Wi-Fi connectivity deployments in airplanes have grown rapidly from a couple dozen in 2008 to an expected 2,000 planes by end of year 2010. While Internet access availability is progressing, paid usage generated from in-flight broadband service has been extremely low, according to the latest market study by In-Stat.

In-Stat believes that in-flight broadband is now at the stage of market development where it must prove its sustainability through the ability to generate meaningful revenues. However, the current high price of services has limited the prospects of further adoption. That scenario may be subject to change.

"Revenues from in-flight broadband will reach $95 million in 2010, up from just under $7 million in 2009," according to Frank Dickson, VP Research at In-Stat. "However, the fee per connect is expected to deteriorate as lower connect fees are negotiated for roaming and billing partner subscribers."

Data points that impact revenue include:

- Connect fees are projected to decline 24 percent from 2010 to 2014.
- In-Flight broadband connects will exceed 76 million in 2012.

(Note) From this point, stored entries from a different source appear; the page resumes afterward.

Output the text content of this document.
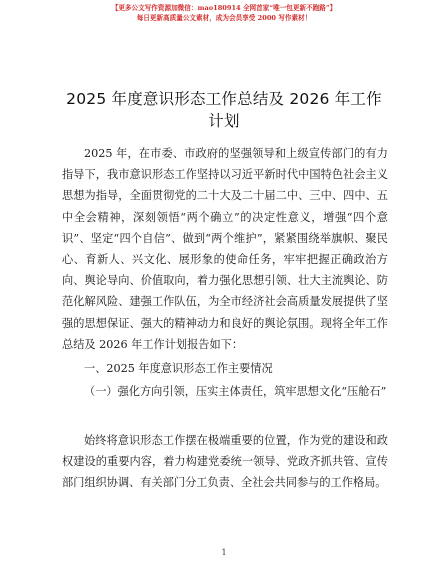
【更多公文写作资源加微信：mao180914 全网首家“唯一包更新不跑路”】
每日更新高质量公文素材，成为会员享受 2000 写作素材！
2025 年度意识形态工作总结及 2026 年工作计划
2025 年，在市委、市政府的坚强领导和上级宣传部门的有力指导下，我市意识形态工作坚持以习近平新时代中国特色社会主义思想为指导，全面贯彻党的二十大及二十届二中、三中、四中、五中全会精神，深刻领悟“两个确立”的决定性意义，增强“四个意识”、坚定“四个自信”、做到“两个维护”，紧紧围绕举旗帜、聚民心、育新人、兴文化、展形象的使命任务，牢牢把握正确政治方向、舆论导向、价值取向，着力强化思想引领、壮大主流舆论、防范化解风险、建强工作队伍，为全市经济社会高质量发展提供了坚强的思想保证、强大的精神动力和良好的舆论氛围。现将全年工作总结及 2026 年工作计划报告如下：
一、2025 年度意识形态工作主要情况
（一）强化方向引领，压实主体责任，筑牢思想文化“压舱石”
始终将意识形态工作摆在极端重要的位置，作为党的建设和政权建设的重要内容，着力构建党委统一领导、党政齐抓共管、宣传部门组织协调、有关部门分工负责、全社会共同参与的工作格局。
1
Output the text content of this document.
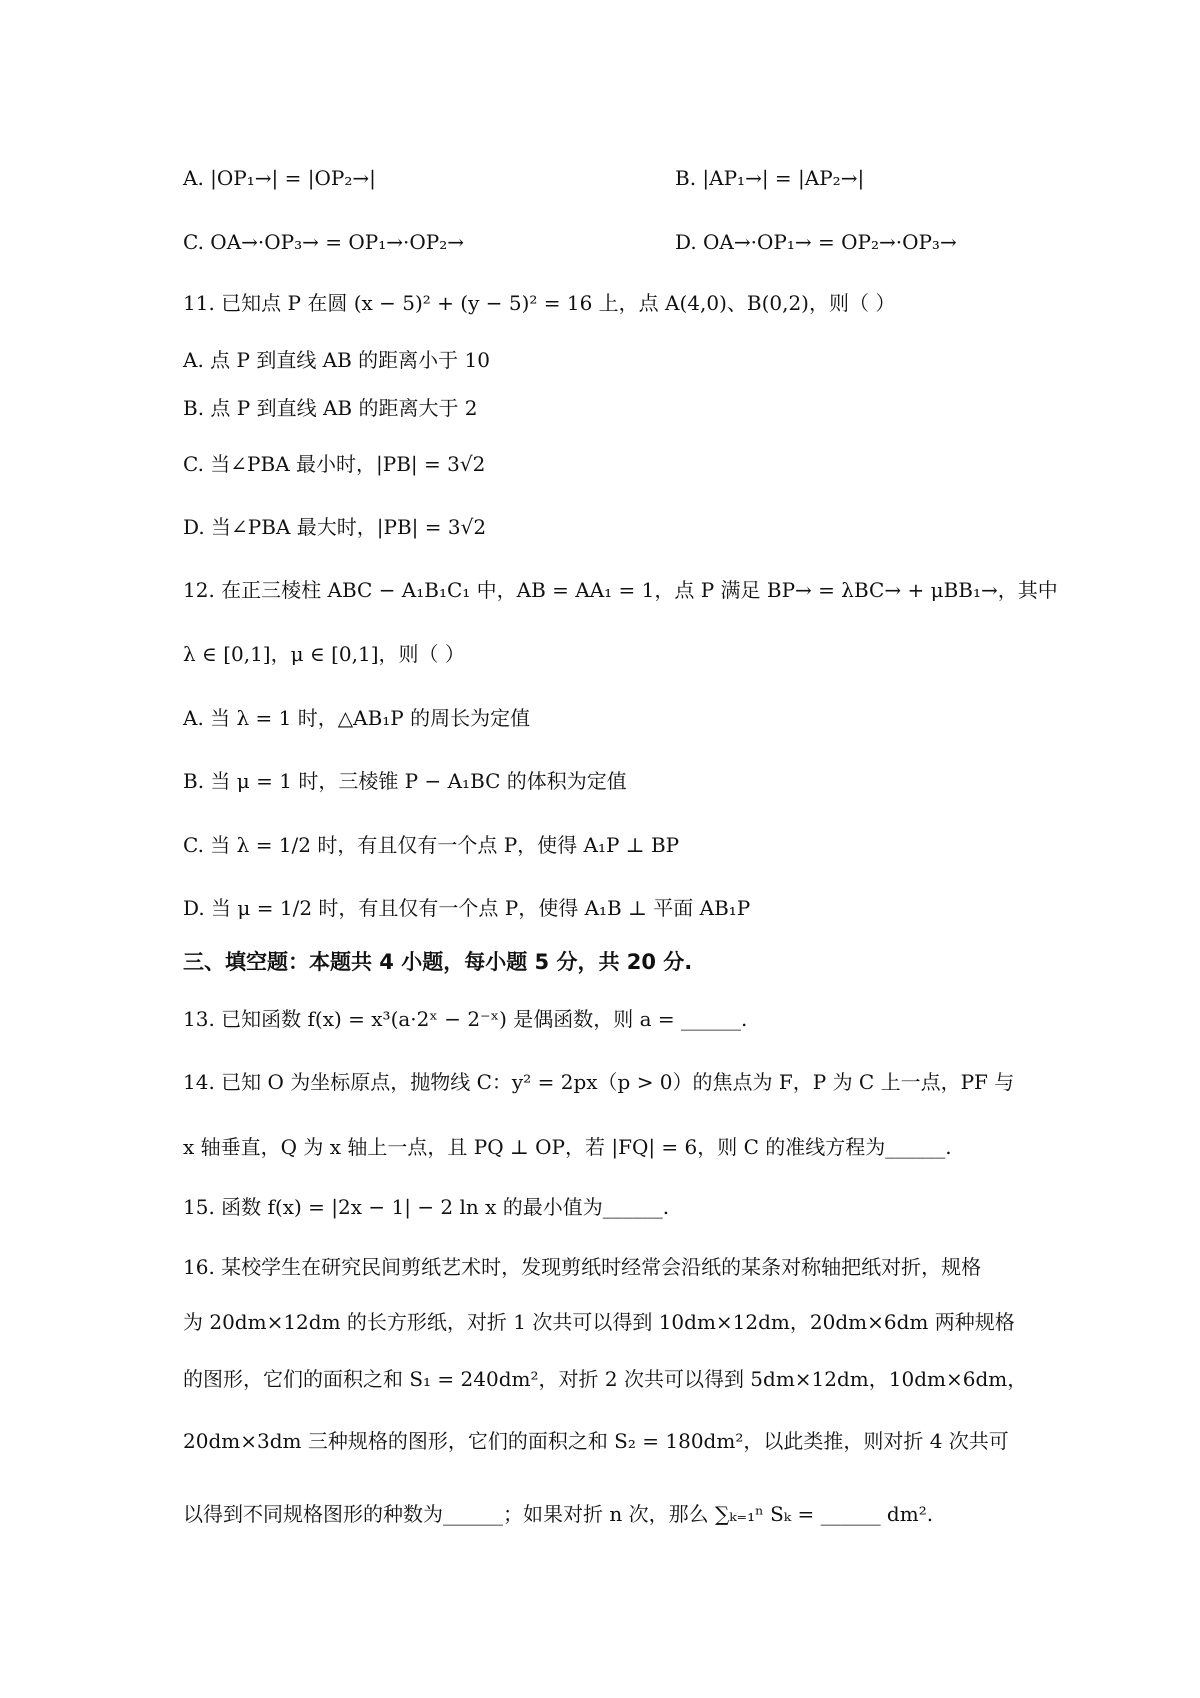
A. |OP₁→| = |OP₂→|	B. |AP₁→| = |AP₂→|
C. OA→·OP₃→ = OP₁→·OP₂→	D. OA→·OP₁→ = OP₂→·OP₃→
11. 已知点 P 在圆 (x − 5)² + (y − 5)² = 16 上，点 A(4,0)、B(0,2)，则（ ）
A. 点 P 到直线 AB 的距离小于 10
B. 点 P 到直线 AB 的距离大于 2
C. 当∠PBA 最小时，|PB| = 3√2
D. 当∠PBA 最大时，|PB| = 3√2
12. 在正三棱柱 ABC − A₁B₁C₁ 中，AB = AA₁ = 1，点 P 满足 BP→ = λBC→ + μBB₁→，其中
λ ∈ [0,1]，μ ∈ [0,1]，则（ ）
A. 当 λ = 1 时，△AB₁P 的周长为定值
B. 当 μ = 1 时，三棱锥 P − A₁BC 的体积为定值
C. 当 λ = 1/2 时，有且仅有一个点 P，使得 A₁P ⊥ BP
D. 当 μ = 1/2 时，有且仅有一个点 P，使得 A₁B ⊥ 平面 AB₁P
三、填空题：本题共 4 小题，每小题 5 分，共 20 分.
13. 已知函数 f(x) = x³(a·2ˣ − 2⁻ˣ) 是偶函数，则 a = ______.
14. 已知 O 为坐标原点，抛物线 C：y² = 2px（p > 0）的焦点为 F，P 为 C 上一点，PF 与
x 轴垂直，Q 为 x 轴上一点，且 PQ ⊥ OP，若 |FQ| = 6，则 C 的准线方程为______.
15. 函数 f(x) = |2x − 1| − 2 ln x 的最小值为______.
16. 某校学生在研究民间剪纸艺术时，发现剪纸时经常会沿纸的某条对称轴把纸对折，规格
为 20dm×12dm 的长方形纸，对折 1 次共可以得到 10dm×12dm，20dm×6dm 两种规格
的图形，它们的面积之和 S₁ = 240dm²，对折 2 次共可以得到 5dm×12dm，10dm×6dm，
20dm×3dm 三种规格的图形，它们的面积之和 S₂ = 180dm²，以此类推，则对折 4 次共可
以得到不同规格图形的种数为______；如果对折 n 次，那么 ∑ₖ₌₁ⁿ Sₖ = ______ dm².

In an effort to bolster Internet revenues, providers are beginning to explore the opportunity to provide video, Direct Broadcast Satellite (DBS) and Internet-based video. DBS revenues promise to be over 3x the size of Internet video in 2014.

Aircell is currently the in-flight broadband provider market leader with announced airline partners including Air Canada, Air Tran, Alaska Airways, American Airlines, Continental Airways, Delta Airway, Frontier Airways, United Airlines, US Airways, and Virgin America.